Tak jauh dari semua setting terjadi, ada kampus yang megah berdiri dengan pagar tembok besi yang menjulang dijaga oleh satpam berseragam warna hijau muda seperti hansip dengan gaji hanya setengah UMR lebih. Seringnya, jika ia tak beruntung, uang dari gajinya tersisa seperempat karena harus bayar tagihan untuk memenuhi hidup anak istri.  Tak jauh dari satpam seperti hansip itu duduk, ada salah satu bagian kampus  yang paling populer tapi sedang sepi, yakni sebuah pohon beringin dengan meja dan kursi buatan dari semen serta dicat putih. Meja kursi yang tidak terletak di bawah persis pohon itu, tapi sekitar 2 meter jauhnya. Di kursi itu duduk perempuan dengan kacamata aviator dan hoodie warna hijau pemburu yang sedang merenung entah satu menit atau dua menit yang kemudian balik lagi pada kenyataan dirinya. Ia memikirkan apa guna test pack bagi seorang mahasiswi apalagi jika ditaruh di bagian paling bawah bajunya. Tetspack sebagai pengukur kadar nikotin bagi pencandu rokok atau mengetes kehamilan? Satu fakta yang pasti bahwa mahasiswi pemilik tets pack itu tidak merokok aktif. Perempuan berhoodie itu sedang mencari jawaban alternatif yang ketiga, yang mungkin bisa ia dapatkan dibanding ia tanya langsung kepada pemilik benda itu. Yang pasti ia sedang merenung untuk membohongi diri sendiri mengenai jawaban yang jelas itu.

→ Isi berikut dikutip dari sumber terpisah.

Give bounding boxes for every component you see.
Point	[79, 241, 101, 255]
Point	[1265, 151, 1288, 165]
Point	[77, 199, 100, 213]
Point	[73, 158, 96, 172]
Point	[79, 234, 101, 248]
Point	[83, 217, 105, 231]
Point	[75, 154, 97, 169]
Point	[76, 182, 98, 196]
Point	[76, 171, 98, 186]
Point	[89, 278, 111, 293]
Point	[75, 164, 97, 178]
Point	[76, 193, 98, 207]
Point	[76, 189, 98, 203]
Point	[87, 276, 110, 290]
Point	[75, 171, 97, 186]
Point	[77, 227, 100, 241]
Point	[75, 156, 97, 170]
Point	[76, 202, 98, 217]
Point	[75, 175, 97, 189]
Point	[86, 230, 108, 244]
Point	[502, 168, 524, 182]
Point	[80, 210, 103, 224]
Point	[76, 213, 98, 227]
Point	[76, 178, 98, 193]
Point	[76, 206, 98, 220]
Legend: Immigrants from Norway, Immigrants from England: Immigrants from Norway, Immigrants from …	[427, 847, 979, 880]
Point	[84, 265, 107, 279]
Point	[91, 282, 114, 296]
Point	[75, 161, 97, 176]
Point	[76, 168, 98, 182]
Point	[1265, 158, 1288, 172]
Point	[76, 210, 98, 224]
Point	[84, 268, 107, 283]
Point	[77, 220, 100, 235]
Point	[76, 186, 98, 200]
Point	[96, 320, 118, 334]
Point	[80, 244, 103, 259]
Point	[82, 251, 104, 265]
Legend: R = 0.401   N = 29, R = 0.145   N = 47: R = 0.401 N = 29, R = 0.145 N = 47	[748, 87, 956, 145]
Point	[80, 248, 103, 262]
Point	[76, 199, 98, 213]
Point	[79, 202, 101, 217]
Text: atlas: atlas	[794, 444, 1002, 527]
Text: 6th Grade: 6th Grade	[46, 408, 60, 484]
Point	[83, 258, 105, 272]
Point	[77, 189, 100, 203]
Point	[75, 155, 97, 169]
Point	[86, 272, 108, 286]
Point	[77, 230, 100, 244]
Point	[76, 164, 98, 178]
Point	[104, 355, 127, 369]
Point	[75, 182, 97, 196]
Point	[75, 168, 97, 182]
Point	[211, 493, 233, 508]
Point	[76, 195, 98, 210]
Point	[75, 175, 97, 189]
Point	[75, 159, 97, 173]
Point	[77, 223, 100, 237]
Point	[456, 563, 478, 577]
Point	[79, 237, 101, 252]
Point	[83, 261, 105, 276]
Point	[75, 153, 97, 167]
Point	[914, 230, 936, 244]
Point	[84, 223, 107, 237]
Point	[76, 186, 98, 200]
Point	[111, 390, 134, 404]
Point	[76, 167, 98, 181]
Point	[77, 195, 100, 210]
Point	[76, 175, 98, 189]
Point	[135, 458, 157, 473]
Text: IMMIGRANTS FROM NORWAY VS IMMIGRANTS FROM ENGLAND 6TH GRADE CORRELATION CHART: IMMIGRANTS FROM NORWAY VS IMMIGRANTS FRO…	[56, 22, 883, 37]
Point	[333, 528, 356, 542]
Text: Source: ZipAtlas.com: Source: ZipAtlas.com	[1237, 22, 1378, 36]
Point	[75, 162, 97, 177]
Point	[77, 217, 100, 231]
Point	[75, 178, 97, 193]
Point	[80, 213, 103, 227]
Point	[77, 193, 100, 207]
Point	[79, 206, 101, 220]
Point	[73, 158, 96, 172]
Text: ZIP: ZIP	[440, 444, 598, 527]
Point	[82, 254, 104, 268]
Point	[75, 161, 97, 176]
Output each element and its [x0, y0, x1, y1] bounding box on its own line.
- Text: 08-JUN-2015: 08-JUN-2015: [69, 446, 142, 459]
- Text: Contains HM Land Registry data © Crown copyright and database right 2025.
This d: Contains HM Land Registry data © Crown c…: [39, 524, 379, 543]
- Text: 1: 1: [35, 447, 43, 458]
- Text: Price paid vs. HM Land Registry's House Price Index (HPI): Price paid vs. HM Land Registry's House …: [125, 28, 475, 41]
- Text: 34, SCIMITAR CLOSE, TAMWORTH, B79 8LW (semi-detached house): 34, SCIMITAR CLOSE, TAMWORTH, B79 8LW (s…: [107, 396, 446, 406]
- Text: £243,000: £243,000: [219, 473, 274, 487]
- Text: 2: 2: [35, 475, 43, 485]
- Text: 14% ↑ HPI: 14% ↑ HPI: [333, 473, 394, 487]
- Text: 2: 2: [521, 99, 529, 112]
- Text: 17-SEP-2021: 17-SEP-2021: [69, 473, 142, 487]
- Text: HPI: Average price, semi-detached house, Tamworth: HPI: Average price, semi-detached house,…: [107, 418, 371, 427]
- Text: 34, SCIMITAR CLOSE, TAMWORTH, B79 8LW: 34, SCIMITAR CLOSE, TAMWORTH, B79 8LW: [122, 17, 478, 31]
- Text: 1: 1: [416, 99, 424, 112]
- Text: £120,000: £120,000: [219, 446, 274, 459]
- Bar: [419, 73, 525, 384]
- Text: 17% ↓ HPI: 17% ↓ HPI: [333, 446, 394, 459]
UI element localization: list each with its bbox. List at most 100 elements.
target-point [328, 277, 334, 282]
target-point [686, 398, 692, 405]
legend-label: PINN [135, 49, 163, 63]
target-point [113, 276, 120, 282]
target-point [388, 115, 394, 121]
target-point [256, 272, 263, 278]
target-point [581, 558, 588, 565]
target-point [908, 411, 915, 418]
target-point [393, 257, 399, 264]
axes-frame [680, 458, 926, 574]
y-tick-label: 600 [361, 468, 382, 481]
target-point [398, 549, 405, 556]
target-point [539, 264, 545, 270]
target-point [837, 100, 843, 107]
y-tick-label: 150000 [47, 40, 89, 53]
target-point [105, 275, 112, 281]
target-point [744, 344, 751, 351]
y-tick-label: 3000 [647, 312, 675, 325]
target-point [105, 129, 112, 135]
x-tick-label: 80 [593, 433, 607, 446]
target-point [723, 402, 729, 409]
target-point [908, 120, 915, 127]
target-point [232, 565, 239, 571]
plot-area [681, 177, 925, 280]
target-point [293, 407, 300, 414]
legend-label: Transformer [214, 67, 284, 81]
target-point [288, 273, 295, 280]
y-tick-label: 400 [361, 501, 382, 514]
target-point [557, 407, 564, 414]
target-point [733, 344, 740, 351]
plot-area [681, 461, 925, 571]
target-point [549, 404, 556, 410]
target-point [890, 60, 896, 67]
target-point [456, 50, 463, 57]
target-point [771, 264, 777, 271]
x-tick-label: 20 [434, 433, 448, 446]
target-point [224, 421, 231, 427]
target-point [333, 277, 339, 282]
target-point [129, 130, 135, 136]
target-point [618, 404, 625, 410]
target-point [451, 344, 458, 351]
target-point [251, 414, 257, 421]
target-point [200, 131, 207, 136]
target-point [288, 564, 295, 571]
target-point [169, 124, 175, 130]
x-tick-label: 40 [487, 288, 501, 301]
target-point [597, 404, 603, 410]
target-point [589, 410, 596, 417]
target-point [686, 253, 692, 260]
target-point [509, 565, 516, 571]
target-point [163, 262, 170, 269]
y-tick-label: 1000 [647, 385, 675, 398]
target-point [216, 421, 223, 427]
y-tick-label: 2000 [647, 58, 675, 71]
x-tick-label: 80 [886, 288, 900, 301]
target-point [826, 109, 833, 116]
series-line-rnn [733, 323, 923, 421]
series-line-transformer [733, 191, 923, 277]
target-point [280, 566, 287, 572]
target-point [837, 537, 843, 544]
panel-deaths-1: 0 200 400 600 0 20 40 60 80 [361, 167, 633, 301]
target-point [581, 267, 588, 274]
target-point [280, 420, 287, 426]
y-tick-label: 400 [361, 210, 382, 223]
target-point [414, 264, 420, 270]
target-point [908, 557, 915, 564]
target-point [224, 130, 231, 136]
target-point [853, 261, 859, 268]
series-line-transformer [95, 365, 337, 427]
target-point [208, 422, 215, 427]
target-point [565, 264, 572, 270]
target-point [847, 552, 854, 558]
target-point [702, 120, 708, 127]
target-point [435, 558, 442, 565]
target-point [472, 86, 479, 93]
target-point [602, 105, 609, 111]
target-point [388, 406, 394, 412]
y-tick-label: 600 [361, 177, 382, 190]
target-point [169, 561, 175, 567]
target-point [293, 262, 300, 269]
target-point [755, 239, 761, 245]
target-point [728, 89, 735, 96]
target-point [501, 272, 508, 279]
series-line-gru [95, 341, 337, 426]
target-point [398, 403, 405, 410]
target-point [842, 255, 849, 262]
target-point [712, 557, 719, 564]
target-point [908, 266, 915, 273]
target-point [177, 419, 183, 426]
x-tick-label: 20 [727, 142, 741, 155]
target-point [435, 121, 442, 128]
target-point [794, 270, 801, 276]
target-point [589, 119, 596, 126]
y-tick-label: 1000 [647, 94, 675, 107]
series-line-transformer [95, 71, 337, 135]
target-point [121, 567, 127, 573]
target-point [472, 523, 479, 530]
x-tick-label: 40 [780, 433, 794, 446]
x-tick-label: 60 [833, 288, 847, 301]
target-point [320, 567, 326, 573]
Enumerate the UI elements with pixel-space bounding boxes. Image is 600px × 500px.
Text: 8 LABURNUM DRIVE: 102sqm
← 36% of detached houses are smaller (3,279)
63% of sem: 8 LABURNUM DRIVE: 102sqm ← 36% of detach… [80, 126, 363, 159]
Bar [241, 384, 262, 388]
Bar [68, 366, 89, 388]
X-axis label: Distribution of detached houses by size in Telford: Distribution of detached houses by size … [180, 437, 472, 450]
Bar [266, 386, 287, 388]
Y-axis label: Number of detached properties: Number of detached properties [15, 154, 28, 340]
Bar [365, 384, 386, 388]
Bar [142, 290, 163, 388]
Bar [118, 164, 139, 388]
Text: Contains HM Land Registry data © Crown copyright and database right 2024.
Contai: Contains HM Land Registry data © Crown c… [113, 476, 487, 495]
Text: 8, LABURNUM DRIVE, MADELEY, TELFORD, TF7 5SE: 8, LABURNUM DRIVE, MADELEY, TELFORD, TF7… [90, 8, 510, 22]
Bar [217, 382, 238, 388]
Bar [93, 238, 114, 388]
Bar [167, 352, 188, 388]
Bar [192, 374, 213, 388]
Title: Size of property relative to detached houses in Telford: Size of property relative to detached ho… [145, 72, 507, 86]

Dari semua pikiran dan obrolan yang terjadi dalam waktu yang bersamaan, yang lebih mewah mungkin isi kepala pengendara mobil Rubicon warna neon green dengan sedikit corak hitam dengan 4 pintu yang melaju di area kampus itu. Pengendara Rubicon itu sedang merencanakan pembukaan bisnis co working space plus cafe untuk cabang yang ke 10 di Malang. Ia sudah bersiap dengan penanda tangan kontrak untuk gedung yang akan dirombak kembali, dan ia pikir ia akan bersiap sekitar 1 bulan lagi untuk acara soft launching untuk co workingnya yang ke 3 di kota itu.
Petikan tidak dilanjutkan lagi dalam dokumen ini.